Penulis: Chaerul Umam
Editor: Malvyandie Haryadi
Laporan Wartawan Tribunnews.com, Chaerul Umam
TRIBUNNEWS.COM, JAKARTA - Anggota Komisi VII DPR RI Mulyanto, meminta pemerintah mengevaluasi pelaksanaan hilirisasi nikel yang berjalan selama ini.
Menurutnya, pemerintah jangan terlalu bernafsu meningkatan kapasitas ekspor nikel yang mengakibatkan pasokan nikel di pasar internasional berlebih dan mengakibatkan harga anjlok.
Mulyanto minta Presiden Joko Widodo mengkaji secara komprehensif program hilirisasi nikel demi optimalnya penerimaan keuangan negara dan kesejahteraan masyarakat.
"Jangan menguras cadangan nikel untuk produk setengah jadi seperti feronikel dan NPI (nickle pig iron) dengan harga jual murah seperti sekarang ini. Apalagi kalau industri ini menggunakan energi kotor dan limbahnya dibuang ke laut," kata Mulyanto kepada wartawan Selasa (13/2/2024).
"Sementara operasional smelter dijalankan secara ugal-ugalan, sehingga telah banyak menewaskan pekerja," imbuh Mulyanto.
Mulyanto menduga bila dihitung dengan cermat, jangan-jangan program hilirisasi yang dibangga-banggakan Jokowi malah merugikan.
Dengan insentif besar yang diberikan pemerintah untuk industri smelter, maka di saat harga jual nikel yang anjlok seperti sekarang ini, bisa jadi penerimaan negara malah minus bukannya untung.
"Dengan merosotnya harga nikel ini, tentu memukul pelaku usaha di sektor komoditas ini. Kalaupun penambang kita hari ini belum gulung tikar, seperti yang terjadi di beberapa negara penghasil nikel, ini karena sebagian tambang kita terintegrasi dengan smelter, serta ditopang oleh Pemerintah," ujar anggota Fraksi PKS itu.

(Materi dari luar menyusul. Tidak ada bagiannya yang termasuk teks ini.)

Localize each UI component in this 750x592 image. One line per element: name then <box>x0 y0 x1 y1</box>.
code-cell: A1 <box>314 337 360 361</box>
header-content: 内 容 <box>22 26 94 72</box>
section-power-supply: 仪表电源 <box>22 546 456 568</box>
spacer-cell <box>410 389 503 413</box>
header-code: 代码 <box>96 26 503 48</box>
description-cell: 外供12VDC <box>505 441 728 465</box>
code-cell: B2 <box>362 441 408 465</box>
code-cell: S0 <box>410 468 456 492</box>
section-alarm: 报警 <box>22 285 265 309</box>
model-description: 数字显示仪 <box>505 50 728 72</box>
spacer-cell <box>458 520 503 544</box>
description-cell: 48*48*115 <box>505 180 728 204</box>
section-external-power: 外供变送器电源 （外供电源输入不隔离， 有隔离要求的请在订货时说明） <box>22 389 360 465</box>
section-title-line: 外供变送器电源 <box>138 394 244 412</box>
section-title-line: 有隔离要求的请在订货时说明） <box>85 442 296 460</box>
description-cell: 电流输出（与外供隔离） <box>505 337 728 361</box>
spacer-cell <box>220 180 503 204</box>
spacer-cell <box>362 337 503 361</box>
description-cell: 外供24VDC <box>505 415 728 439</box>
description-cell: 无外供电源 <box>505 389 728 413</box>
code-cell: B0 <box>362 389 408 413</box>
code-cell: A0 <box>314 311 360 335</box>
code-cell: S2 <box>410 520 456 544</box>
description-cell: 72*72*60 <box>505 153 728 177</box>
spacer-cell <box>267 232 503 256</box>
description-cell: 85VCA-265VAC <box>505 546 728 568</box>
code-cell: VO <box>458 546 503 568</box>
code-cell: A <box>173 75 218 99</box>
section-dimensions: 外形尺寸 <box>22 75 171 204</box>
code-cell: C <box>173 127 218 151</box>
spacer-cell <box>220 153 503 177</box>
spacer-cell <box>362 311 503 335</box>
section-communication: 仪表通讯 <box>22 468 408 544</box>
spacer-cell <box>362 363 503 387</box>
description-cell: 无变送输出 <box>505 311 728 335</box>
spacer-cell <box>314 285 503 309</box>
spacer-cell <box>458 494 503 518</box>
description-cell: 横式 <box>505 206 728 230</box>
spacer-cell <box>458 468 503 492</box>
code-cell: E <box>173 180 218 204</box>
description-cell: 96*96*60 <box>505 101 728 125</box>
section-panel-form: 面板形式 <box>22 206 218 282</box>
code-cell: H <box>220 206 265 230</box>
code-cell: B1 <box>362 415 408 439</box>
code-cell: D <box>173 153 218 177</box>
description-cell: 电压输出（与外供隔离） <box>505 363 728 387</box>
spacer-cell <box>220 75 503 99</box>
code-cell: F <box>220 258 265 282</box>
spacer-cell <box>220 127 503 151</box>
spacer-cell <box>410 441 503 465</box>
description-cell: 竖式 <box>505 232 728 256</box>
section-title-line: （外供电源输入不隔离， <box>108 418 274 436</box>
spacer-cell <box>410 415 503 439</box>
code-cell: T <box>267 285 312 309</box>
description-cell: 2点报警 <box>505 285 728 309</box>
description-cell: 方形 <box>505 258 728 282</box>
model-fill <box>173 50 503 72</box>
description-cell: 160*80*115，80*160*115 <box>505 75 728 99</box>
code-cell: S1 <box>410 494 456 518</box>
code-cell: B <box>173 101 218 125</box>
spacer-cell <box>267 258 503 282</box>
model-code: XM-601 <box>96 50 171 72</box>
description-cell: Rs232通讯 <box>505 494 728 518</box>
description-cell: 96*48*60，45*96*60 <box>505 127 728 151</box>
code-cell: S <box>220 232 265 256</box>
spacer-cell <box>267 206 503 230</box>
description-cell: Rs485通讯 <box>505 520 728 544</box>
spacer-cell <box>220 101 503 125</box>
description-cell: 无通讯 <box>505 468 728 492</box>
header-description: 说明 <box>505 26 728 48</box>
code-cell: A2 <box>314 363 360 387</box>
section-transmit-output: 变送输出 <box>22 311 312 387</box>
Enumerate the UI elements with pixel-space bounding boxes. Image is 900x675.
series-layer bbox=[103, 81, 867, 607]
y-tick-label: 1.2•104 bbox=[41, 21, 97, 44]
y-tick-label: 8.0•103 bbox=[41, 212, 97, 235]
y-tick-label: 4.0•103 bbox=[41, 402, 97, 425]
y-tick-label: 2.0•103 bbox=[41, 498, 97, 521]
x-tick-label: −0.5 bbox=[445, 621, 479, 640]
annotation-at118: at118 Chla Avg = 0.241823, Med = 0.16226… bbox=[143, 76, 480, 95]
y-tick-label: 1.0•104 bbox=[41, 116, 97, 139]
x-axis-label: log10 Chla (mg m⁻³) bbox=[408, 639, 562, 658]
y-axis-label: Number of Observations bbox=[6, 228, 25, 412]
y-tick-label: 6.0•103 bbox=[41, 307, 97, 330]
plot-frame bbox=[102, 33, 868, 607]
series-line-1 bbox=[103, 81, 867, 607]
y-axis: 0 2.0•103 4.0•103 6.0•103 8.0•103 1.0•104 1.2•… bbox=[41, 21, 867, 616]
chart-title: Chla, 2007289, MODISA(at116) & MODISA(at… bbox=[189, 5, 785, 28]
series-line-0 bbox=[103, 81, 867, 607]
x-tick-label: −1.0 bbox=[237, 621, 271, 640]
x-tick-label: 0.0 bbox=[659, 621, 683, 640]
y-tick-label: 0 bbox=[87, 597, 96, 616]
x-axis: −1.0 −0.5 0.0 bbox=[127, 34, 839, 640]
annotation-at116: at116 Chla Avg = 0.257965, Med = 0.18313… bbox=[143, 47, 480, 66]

Hilirasasi Indonesia Rugikan Uni Eropa
Seperti diketahui, Presiden Joko Widodo mengambil kebijakan untuk menghentikan ekspor bijih nikel ke Uni Eropa sejak tahun 2020 hingga sekarang.
Kebijakan tersebut diambil dengan mempertimbangkan bahwa nilai ekspor akan lebih menguntungkan apabila bijih nikel diubah menjadi komoditas yang lebih bernilai.
Bersadarkan data BPS tanggal 18 September 2022, nilai ekspor komoditas turunan nikel meningkat signifikan sejak pemerintah memberlakukan pelarangan ekspor bijih nikel di awal tahun 2020.
Namun, kebijakan larangan ekspor bijih nikel mendapat protes keras dari Uni Eropa dengan mengugat Indonesia melalui World Trade Organization (WTO) pada awal tahun 2021.
Keterlibatan Indonesia dalam WTO dilatarbelakangi pada kepentingan nasional dalam rangka mendorong pertumbuhan ekonomi dan pengentasan kemiskinan.